Oklahoma State Penitentiary warden Anita Trammell told prison officials that Lockett’s artery burst, causing “a bloody mess,” according to the new court documents (PDF).

The doctor administering the intravenous drugs, Trammell said, “commented that he had to ‘get enough money out of this to go and buy a new jacket,’” the documents said.

The doctor was finally able to administer the sedative midazolam through Lockett’s femoral vein, marking the first time Oklahoma used the drug during an execution.

When the doctor tried to set a second IV line, he inadvertently hit an artery, and blood backed up into the IV line, the paramedic recalled, “I don’t think he realized that he hit the artery, and I remember saying, ‘You’ve got the artery.
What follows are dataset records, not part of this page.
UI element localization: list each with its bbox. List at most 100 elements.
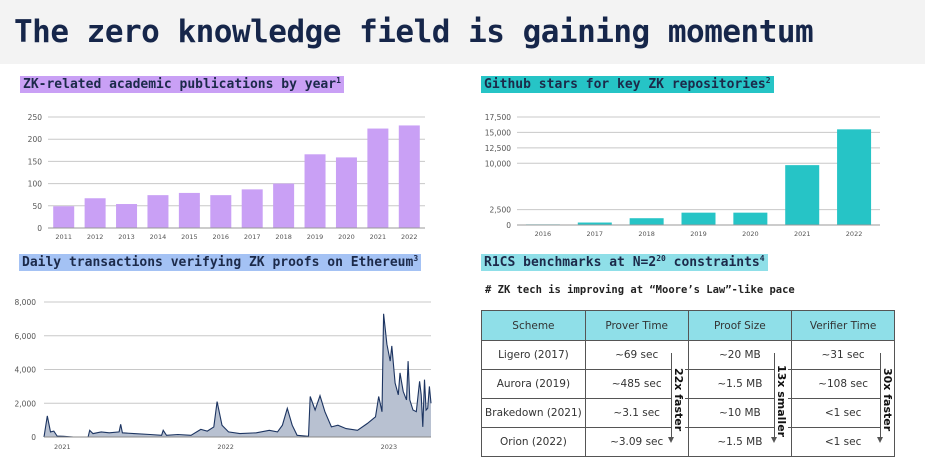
github-chart-title: Github stars for key ZK repositories2 — [481, 76, 774, 93]
footnote-mark: 4 — [759, 254, 765, 263]
table-row: Ligero (2017) ~69 sec ~20 MB ~31 sec — [481, 340, 895, 370]
y-tick-label: 150 — [28, 157, 43, 166]
x-tick-label: 2023 — [381, 443, 398, 451]
x-tick-label: 2013 — [118, 233, 135, 241]
publications-chart-title: ZK-related academic publications by year… — [20, 76, 344, 93]
benchmarks-subtitle: # ZK tech is improving at “Moore’s Law”-… — [485, 284, 795, 296]
down-arrow-icon — [668, 353, 674, 443]
bar — [304, 154, 326, 228]
down-arrow-icon — [877, 353, 883, 443]
y-tick-label: 4,000 — [15, 366, 37, 375]
x-tick-label: 2021 — [794, 230, 811, 238]
page-title: The zero knowledge field is gaining mome… — [14, 14, 814, 50]
header-cell: Proof Size — [687, 310, 793, 341]
footnote-mark: 3 — [413, 254, 419, 263]
y-tick-label: 50 — [32, 202, 42, 211]
bar — [178, 192, 200, 228]
y-tick-label: 0 — [31, 433, 36, 442]
y-tick-label: 2,500 — [490, 206, 512, 215]
exponent: 20 — [656, 254, 666, 263]
bar — [53, 206, 75, 228]
y-tick-label: 15,000 — [485, 128, 511, 137]
x-tick-label: 2022 — [846, 230, 863, 238]
bar — [681, 212, 716, 225]
x-tick-label: 2021 — [370, 233, 387, 241]
y-tick-label: 0 — [506, 221, 511, 230]
bar — [273, 183, 295, 228]
y-tick-label: 100 — [28, 180, 43, 189]
bar — [84, 198, 106, 228]
x-tick-label: 2017 — [587, 230, 604, 238]
x-tick-label: 2020 — [338, 233, 355, 241]
y-tick-label: 2,000 — [15, 399, 37, 408]
bar — [367, 128, 389, 228]
header-cell: Scheme — [481, 310, 586, 341]
table-row: Orion (2022) ~3.09 sec ~1.5 MB <1 sec — [481, 427, 895, 457]
cell: Ligero (2017) — [481, 340, 586, 370]
x-tick-label: 2022 — [217, 443, 234, 451]
x-tick-label: 2011 — [55, 233, 72, 241]
table-header-row: Scheme Prover Time Proof Size Verifier T… — [481, 310, 895, 341]
prover-improvement-label: 22x faster — [672, 368, 685, 432]
bar — [210, 195, 232, 228]
bar — [116, 204, 138, 228]
table-row: Brakedown (2021) ~3.1 sec ~10 MB <1 sec — [481, 398, 895, 428]
x-tick-label: 2021 — [54, 443, 71, 451]
cell: ~69 sec — [584, 340, 689, 370]
down-arrow-icon — [771, 353, 777, 443]
y-tick-label: 250 — [28, 113, 43, 122]
bar — [837, 129, 872, 225]
y-tick-label: 17,500 — [485, 113, 511, 122]
table-row: Aurora (2019) ~485 sec ~1.5 MB ~108 sec — [481, 369, 895, 399]
x-tick-label: 2017 — [244, 233, 261, 241]
x-tick-label: 2014 — [150, 233, 167, 241]
transactions-chart-title: Daily transactions verifying ZK proofs o… — [19, 254, 422, 271]
proof-size-improvement-label: 13x smaller — [775, 365, 788, 438]
bar — [241, 189, 263, 228]
footnote-mark: 1 — [336, 76, 341, 85]
bar — [629, 218, 664, 225]
bar — [398, 125, 420, 228]
bar — [335, 157, 357, 228]
verifier-improvement-label: 30x faster — [881, 368, 894, 432]
chart-title-text: Daily transactions verifying ZK proofs o… — [22, 255, 414, 270]
benchmarks-table: Scheme Prover Time Proof Size Verifier T… — [481, 310, 895, 457]
bar — [147, 195, 169, 228]
cell: Aurora (2019) — [481, 369, 586, 399]
bar — [733, 212, 768, 225]
header-cell: Prover Time — [584, 310, 689, 341]
y-tick-label: 200 — [28, 135, 43, 144]
bar — [577, 222, 612, 225]
x-tick-label: 2019 — [307, 233, 324, 241]
y-tick-label: 10,000 — [485, 159, 511, 168]
x-tick-label: 2016 — [535, 230, 552, 238]
x-tick-label: 2015 — [181, 233, 198, 241]
y-tick-label: 12,500 — [485, 144, 511, 153]
title-bar: The zero knowledge field is gaining mome… — [0, 0, 925, 64]
x-tick-label: 2022 — [401, 233, 418, 241]
benchmarks-title-text: R1CS benchmarks at N=2 — [484, 255, 657, 270]
footnote-mark: 2 — [765, 76, 771, 85]
x-tick-label: 2016 — [213, 233, 230, 241]
y-tick-label: 0 — [37, 224, 42, 233]
chart-title-text: Github stars for key ZK repositories — [484, 77, 766, 92]
series-line — [43, 313, 432, 438]
header-cell: Verifier Time — [791, 310, 895, 341]
x-tick-label: 2019 — [690, 230, 707, 238]
x-tick-label: 2018 — [275, 233, 292, 241]
x-tick-label: 2012 — [87, 233, 104, 241]
chart-title-text: ZK-related academic publications by year — [23, 77, 337, 92]
cell: Brakedown (2021) — [481, 398, 586, 428]
y-tick-label: 8,000 — [15, 298, 37, 307]
area-fill — [44, 313, 431, 437]
cell: <1 sec — [791, 398, 895, 428]
x-tick-label: 2018 — [638, 230, 655, 238]
bar — [785, 165, 820, 225]
benchmarks-title: R1CS benchmarks at N=220 constraints4 — [481, 254, 768, 271]
benchmarks-title-suffix: constraints — [665, 255, 760, 270]
cell: Orion (2022) — [481, 427, 586, 457]
cell: ~31 sec — [791, 340, 895, 370]
y-tick-label: 6,000 — [15, 332, 37, 341]
x-tick-label: 2020 — [742, 230, 759, 238]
We’ve got blood everywhere,’” the documents said.

When Trammell was asked what the plan was if they found another vein, considering they had already injected all the drugs they had, “she said there was no plan.”
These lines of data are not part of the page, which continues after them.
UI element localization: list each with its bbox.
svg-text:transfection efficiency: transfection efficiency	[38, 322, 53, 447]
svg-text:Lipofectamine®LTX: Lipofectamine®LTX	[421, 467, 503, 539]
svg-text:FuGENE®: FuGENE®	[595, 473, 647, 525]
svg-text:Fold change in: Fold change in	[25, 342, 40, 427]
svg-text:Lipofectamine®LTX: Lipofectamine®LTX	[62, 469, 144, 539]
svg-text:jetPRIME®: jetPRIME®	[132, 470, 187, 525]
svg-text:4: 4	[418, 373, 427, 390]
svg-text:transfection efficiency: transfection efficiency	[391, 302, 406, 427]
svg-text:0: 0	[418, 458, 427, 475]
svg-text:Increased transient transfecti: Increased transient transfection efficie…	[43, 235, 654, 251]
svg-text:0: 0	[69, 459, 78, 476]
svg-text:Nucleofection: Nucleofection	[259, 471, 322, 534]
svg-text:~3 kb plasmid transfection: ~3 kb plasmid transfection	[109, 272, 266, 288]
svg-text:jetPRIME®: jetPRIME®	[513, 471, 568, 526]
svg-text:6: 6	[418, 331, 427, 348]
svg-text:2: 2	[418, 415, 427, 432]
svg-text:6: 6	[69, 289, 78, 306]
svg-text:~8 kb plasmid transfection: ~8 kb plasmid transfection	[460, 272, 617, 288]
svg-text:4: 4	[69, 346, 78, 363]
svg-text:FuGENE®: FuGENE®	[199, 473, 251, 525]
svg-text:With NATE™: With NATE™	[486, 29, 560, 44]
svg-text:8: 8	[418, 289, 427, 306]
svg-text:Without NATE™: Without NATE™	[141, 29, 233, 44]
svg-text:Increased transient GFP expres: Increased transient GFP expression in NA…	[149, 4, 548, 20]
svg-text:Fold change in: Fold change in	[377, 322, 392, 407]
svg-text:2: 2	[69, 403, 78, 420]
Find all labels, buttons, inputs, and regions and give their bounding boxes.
The executioners involved in the process reported that Lockett had a violent reaction to the drugs, writhing on the table and lurching upward.

“In my opinion, he tried to get up, because it floored me,’” the executioner told investigators, according to the documents.

Oklahoma Department of Corrections director Robert Patton admitted in the court documents that he had learned in March that it didn’t have the proper drugs required by the state’s execution procedures and wouldn’t be able to obtain them because of a shortage.

Patton also admitted that the drug cocktail was chosen not by Trammell but by the attorney general’s office, which did online research using “Wiki leaks or whatever it is,’” the court records said.

The office also read transcripts of an expert witness who had testified in Florida on the use of midazolam for an execution, but they never had a conversation about it.

“’I signed the damn thing,’” Trammell said, according to the court records. “’I did not write that policy. I did not choose those drugs.’”

Patton explained that there was political pressure to make the decision quickly. “The staff over there was under a lot of pressure to, to say, ‘Get it done,’” he said in the court documents. He added, “’I got to say there was a definite push to make the decision, get it done, hurry up about it.’”

While the governor stayed Lockett’s execution as the situation devolved, official autopsy results showed that Lockett died as a result of the drug cocktail given to him.

Prison authorities in multiple states are facing heightened pressure to halt executions following a series of disastrous executions. In Ohio, for example, executioners used an untested combination of drugs that caused condemned inmate Dennis McGuire to gasp and sputter for 30 minutes, the longest execution in the state in 15 years.